Habanusantara.net — Seluruh titik api dalam kebakaran hutan dan lahan (Karhutla) di kawasan Hutan Lindung Kaki Gunung Burni Telong, Kampung Wih Pesam, Kecamatan Wih Pesam, Bener Meriah, berhasil dipadamkan.

Tim gabungan juga menyelesaikan proses pendinginan pada Sabtu (29/8/2026) sekitar pukul 19.30 WIB. Kondisi kawasan setelah penanganan dinyatakan aman dan kondusif.

Kapolres Bener Meriah AKBP Aris Cai Dwi Susanto mengatakan, pemadaman dilakukan setelah tim menyisir seluruh area terdampak untuk memastikan tidak ada lagi titik api maupun bara yang berpotensi memicu kebakaran kembali.

“Alhamdulillah, seluruh titik api berhasil dipadamkan. Setelah pemadaman, tim juga melakukan pendinginan secara menyeluruh untuk memastikan tidak ada bara atau asap yang masih tersisa dan berpotensi menimbulkan api kembali,” ujar Aris.

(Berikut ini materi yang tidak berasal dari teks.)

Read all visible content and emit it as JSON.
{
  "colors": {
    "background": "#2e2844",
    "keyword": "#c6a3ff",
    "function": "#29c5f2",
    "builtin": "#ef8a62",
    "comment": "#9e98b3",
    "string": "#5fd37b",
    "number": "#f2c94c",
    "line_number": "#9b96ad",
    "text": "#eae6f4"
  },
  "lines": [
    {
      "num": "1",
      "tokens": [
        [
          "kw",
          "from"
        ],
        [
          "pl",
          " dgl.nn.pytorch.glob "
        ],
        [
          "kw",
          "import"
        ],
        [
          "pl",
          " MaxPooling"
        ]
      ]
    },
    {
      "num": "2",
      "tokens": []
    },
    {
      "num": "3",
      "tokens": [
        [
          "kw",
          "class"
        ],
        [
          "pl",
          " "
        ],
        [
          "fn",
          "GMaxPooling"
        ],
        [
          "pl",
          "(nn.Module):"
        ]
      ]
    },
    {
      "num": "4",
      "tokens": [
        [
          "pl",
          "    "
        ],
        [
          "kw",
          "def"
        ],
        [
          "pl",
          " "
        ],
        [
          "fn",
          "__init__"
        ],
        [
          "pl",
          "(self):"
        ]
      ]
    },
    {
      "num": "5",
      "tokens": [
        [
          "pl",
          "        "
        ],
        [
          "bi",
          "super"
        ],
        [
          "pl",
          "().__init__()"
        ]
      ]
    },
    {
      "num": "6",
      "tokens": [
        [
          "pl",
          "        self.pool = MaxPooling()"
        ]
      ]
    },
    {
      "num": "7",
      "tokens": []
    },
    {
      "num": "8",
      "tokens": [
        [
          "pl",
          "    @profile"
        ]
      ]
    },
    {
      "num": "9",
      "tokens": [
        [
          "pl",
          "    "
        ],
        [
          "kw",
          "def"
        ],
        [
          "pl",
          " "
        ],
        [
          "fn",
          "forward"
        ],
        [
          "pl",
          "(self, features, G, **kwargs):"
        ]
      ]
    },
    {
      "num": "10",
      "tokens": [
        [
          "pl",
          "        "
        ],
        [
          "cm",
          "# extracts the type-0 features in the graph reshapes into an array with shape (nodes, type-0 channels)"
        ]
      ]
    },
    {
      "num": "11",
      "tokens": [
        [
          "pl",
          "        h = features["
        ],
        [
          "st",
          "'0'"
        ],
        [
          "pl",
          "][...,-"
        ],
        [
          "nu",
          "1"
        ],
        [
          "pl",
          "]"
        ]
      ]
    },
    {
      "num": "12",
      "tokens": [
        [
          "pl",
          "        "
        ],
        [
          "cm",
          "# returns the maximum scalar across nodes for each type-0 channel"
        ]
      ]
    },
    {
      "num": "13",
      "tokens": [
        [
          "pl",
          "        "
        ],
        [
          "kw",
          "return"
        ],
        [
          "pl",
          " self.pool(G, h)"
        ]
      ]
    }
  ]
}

Kebakaran terjadi di kawasan pengelolaan LPHK Linge Lestari dan berdampak pada vegetasi semak, alang-alang serta tanaman pinus di kawasan kaki Gunung Burni Telong.

Meski api sempat menjalar di kawasan tersebut, tidak ada korban jiwa maupun korban luka. Permukiman warga di sekitar lokasi juga tidak terdampak setelah tim melakukan penyekatan dan isolasi terhadap area yang terbakar.

Penanganan melibatkan personel Polres Bener Meriah, Kodim 0119/Bener Meriah, KPH Wilayah VI Aceh, BPBD dan Damkar Kabupaten Bener Meriah, LPHK Linge Lestari serta masyarakat setempat.

Setelah api berhasil dipadamkan, petugas melakukan penyiraman pada sejumlah titik bara atau smoldering. Langkah tersebut dilakukan untuk memastikan api tidak kembali muncul setelah proses pemadaman.

Meski seluruh titik api telah padam, pengawasan di kawasan tersebut tetap dilakukan. Personel akan melaksanakan pemantauan dan patroli secara berkala untuk mengantisipasi munculnya kembali titik api akibat bara yang tersisa maupun kondisi angin.

Kapolres mengimbau masyarakat tidak membuka atau membersihkan lahan dengan cara membakar. Menurutnya, kondisi api di lahan terbuka dapat dengan cepat meluas dan mengancam kawasan hutan maupun permukiman.

“Kami mengimbau masyarakat untuk bersama-sama menjaga kawasan hutan dan lahan. Jangan membuka atau membersihkan lahan dengan cara membakar karena dapat menyebabkan api cepat meluas dan membahayakan lingkungan maupun pemukiman masyarakat,” tegasnya.

Aris juga mengapresiasi keterlibatan berbagai unsur dalam penanganan Karhutla tersebut. Sinergi antara TNI-Polri, pemerintah daerah, pengelola kawasan hutan dan masyarakat dinilai mempercepat pemadaman sekaligus mencegah api meluas ke wilayah lain.